12. Verzoekers betogen dat het sluiten van de woning voorbij gaat aan het doel van artikel 13b van de Opiumwet, dat immers ziet op herstel van de gewenste situatie. Verzoekers wijzen erop dat de softdrugs al op 22 september 2015 in de woning zijn aangetroffen, terwijl het bestreden besluit bijna elf maanden later is genomen en er sindsdien geen drugs meer in de woning zijn aangetroffen.
13. Ter zitting hebben de gemachtigden van verweerder desgevraagd toegelicht dat verweerder de bestuurlijke rapportage dateert van 6 juni 2016 en dat verweerder dus niet eerder de sluitingsprocedure kon opstarten, hetgeen bovendien het strafrechtelijk onderzoek zou doorkruisen.
14. De voorzieningenrechter stelt voorop dat het tijdsverloop niet met zich brengt dat geen herstelsanctie meer kan worden opgelegd.
15. Verweerder diende echter bij de uitoefening van zijn bevoegdheid naar het oordeel van de voorzieningenrechter wel rekening te houden met de bijzondere omstandigheid dat tussen het aantreffen van de softdrugs op 22 september 2015 en het opstellen van de bestuurlijke rapportage op 6 juni 2016 een periode van achtenhalve maand is gelegen en dat niet gebleken is van nieuwe overtredingen van de Opiumwet.

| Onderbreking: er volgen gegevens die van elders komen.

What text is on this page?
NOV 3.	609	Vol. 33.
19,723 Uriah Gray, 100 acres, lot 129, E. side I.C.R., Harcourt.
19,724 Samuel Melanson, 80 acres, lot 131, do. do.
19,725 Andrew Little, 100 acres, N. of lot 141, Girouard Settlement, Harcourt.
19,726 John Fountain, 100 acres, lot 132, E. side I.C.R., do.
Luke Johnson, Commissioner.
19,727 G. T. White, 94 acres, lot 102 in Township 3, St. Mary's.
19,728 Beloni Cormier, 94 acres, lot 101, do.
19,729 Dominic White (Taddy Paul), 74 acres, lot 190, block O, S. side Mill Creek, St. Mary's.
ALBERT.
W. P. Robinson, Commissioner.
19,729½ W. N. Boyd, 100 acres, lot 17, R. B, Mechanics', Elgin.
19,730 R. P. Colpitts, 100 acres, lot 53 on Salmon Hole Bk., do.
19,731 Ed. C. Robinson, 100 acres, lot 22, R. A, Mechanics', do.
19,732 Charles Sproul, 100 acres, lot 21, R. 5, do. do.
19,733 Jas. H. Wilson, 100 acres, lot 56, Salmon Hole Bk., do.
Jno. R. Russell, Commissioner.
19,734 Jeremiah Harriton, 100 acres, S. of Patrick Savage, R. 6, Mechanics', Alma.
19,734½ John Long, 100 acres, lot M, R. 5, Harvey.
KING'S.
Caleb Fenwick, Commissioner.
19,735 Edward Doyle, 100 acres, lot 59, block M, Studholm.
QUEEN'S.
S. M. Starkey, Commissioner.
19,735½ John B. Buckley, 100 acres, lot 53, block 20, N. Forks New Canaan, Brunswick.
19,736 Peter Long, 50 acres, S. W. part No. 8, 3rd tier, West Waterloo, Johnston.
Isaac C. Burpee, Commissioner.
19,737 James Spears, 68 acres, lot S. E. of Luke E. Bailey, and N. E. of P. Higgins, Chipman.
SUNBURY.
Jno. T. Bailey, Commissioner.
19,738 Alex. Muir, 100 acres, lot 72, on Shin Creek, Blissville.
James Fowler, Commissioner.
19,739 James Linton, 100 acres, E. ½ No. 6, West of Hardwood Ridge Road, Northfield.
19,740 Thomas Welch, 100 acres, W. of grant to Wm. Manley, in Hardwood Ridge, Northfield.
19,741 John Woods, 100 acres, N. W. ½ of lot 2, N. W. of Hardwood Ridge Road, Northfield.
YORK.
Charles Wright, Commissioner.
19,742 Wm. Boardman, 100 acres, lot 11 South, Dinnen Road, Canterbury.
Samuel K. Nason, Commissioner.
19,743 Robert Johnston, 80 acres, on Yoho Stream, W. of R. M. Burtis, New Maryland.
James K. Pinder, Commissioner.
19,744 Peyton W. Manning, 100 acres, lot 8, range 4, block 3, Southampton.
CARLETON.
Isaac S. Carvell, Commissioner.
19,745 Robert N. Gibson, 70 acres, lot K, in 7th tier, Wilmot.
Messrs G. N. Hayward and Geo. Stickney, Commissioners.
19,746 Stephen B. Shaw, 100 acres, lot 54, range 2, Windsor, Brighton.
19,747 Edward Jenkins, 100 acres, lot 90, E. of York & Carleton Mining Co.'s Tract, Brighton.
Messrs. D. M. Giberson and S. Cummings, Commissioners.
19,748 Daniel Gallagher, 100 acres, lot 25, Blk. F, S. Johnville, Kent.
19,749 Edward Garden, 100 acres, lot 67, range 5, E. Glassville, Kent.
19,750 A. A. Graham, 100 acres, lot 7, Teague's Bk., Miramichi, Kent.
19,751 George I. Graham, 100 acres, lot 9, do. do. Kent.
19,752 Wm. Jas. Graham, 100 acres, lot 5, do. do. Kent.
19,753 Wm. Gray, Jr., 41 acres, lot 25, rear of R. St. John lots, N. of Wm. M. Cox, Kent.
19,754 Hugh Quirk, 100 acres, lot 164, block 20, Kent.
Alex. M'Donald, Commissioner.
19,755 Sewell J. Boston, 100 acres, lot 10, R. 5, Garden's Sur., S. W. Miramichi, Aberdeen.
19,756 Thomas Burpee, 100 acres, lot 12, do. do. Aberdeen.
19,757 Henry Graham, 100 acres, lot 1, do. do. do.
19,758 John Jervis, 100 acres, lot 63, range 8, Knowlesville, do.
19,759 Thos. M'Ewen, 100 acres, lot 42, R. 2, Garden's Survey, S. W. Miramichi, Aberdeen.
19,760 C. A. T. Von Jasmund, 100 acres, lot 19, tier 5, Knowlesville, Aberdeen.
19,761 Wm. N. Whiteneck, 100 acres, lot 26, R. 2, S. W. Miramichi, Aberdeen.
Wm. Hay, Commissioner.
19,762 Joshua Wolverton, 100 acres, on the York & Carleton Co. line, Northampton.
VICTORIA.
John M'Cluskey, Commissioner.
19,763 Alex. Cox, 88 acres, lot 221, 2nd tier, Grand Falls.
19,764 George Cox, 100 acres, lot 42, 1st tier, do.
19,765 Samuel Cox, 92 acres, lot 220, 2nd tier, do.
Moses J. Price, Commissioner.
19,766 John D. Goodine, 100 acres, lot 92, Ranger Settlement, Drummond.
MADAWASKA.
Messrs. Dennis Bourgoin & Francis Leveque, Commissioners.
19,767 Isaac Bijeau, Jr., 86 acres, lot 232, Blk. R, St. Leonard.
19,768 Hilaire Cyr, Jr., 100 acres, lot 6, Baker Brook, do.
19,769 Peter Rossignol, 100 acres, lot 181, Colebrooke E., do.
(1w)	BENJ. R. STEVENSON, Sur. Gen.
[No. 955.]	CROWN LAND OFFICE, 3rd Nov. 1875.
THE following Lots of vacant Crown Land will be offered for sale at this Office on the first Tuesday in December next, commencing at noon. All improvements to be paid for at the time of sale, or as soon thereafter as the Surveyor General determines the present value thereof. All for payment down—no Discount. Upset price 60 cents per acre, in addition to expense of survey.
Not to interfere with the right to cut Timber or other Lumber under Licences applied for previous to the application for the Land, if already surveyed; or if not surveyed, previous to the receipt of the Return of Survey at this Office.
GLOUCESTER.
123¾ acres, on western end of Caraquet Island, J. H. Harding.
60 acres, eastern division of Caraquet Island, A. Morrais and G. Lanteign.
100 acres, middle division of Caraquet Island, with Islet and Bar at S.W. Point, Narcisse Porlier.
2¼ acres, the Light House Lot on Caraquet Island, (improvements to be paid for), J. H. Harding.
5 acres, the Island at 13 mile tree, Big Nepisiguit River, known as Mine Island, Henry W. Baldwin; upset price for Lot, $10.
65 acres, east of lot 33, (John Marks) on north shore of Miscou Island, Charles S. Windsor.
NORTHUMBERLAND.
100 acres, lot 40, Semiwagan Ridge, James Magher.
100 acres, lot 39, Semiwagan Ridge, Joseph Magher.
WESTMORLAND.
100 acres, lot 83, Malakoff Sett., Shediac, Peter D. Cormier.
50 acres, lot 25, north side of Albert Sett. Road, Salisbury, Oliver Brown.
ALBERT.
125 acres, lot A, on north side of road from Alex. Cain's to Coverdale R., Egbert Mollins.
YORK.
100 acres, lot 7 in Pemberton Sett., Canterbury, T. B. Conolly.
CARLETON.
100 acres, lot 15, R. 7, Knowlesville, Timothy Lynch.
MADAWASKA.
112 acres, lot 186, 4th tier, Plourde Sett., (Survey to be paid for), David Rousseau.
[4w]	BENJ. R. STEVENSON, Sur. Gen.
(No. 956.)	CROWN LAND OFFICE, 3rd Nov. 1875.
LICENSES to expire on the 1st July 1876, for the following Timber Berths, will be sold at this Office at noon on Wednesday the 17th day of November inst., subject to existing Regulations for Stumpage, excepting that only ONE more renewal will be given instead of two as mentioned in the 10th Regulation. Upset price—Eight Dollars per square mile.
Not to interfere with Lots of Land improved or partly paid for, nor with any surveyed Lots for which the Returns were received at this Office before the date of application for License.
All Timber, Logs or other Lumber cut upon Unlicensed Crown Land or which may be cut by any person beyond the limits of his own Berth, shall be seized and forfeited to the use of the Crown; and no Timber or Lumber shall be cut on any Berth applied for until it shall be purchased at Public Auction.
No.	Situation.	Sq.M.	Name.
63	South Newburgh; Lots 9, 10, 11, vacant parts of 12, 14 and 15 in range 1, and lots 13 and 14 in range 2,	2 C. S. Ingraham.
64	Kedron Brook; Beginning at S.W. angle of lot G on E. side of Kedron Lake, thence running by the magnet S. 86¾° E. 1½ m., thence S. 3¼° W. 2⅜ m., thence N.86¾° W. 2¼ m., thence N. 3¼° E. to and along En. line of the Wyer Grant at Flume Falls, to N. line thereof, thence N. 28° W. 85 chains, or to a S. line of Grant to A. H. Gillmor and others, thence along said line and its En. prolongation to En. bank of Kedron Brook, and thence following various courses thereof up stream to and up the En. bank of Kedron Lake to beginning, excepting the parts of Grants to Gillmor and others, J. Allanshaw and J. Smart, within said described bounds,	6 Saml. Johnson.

Dat verweerder de bestuurlijke rapportage eerst na lange tijd van de politie heeft ontvangen dient voor rekening en risico van de burgemeester te komen (vergelijk de uitspraak van de Afdeling van
8 september 2010, ECL:NL:RVS:2010:BN6187). Het is aan verweerder om in de bezwaarfase dit tijdsverloop, anders dan in het bestreden besluit, kenbaar bij zijn heroverweging te betrekken. Het gegeven dat verweerder na het bekend worden van de bestuurlijke rapportage van 6 juni 2016 voortvarend heeft gehandeld, maakt dit niet anders.
16. Nu eraan kan worden getwijfeld of het bestreden besluit in bezwaar stand zal houden, terwijl het voor verzoekers van evident belang is om in hun woning te blijven en een woningsluiting onomkeerbaar is, ziet de voorzieningenrechter aanleiding om het verzoek om voorlopige voorziening toe te wijzen.
17. De voorzieningenrechter ziet aanleiding verweerder te veroordelen in de proceskosten, die op grond van het Besluit proceskosten bestuursrecht worden vastgesteld op € 496,–
(1 punt voor het indienen van het verzoekschrift, met een waarde per punt van € 496,– en een wegingsfactor 1).
18. Ook bepaalt de voorzieningenrechter dat verweerder het door verzoekers betaalde griffierecht van € 168,- aan verzoekers vergoedt.

Beslissing

De voorzieningenrechter:
- wijst het verzoek om voorlopige voorziening toe;
- schorst het bestreden besluit tot zes weken nadat het besluit op bezwaar is bekendgemaakt;
- bepaalt dat verweerder het betaalde griffierecht van € 168,- aan verzoekers vergoedt;
- veroordeelt verweerder in de proceskosten tot een bedrag van € 496,-, te betalen aan verzoekers.
Deze uitspraak is gedaan door mr. M.L.W.M. Viering, voorzieningenrechter, in aanwezigheid van mr. E.C.J. Kohl griffier. De beslissing is uitgesproken op
2 september 2016.
griffier voorzieningenrechter
Afschrift verzonden aan partijen op:

Rechtsmiddel

Tegen deze uitspraak staat geen rechtsmiddel open.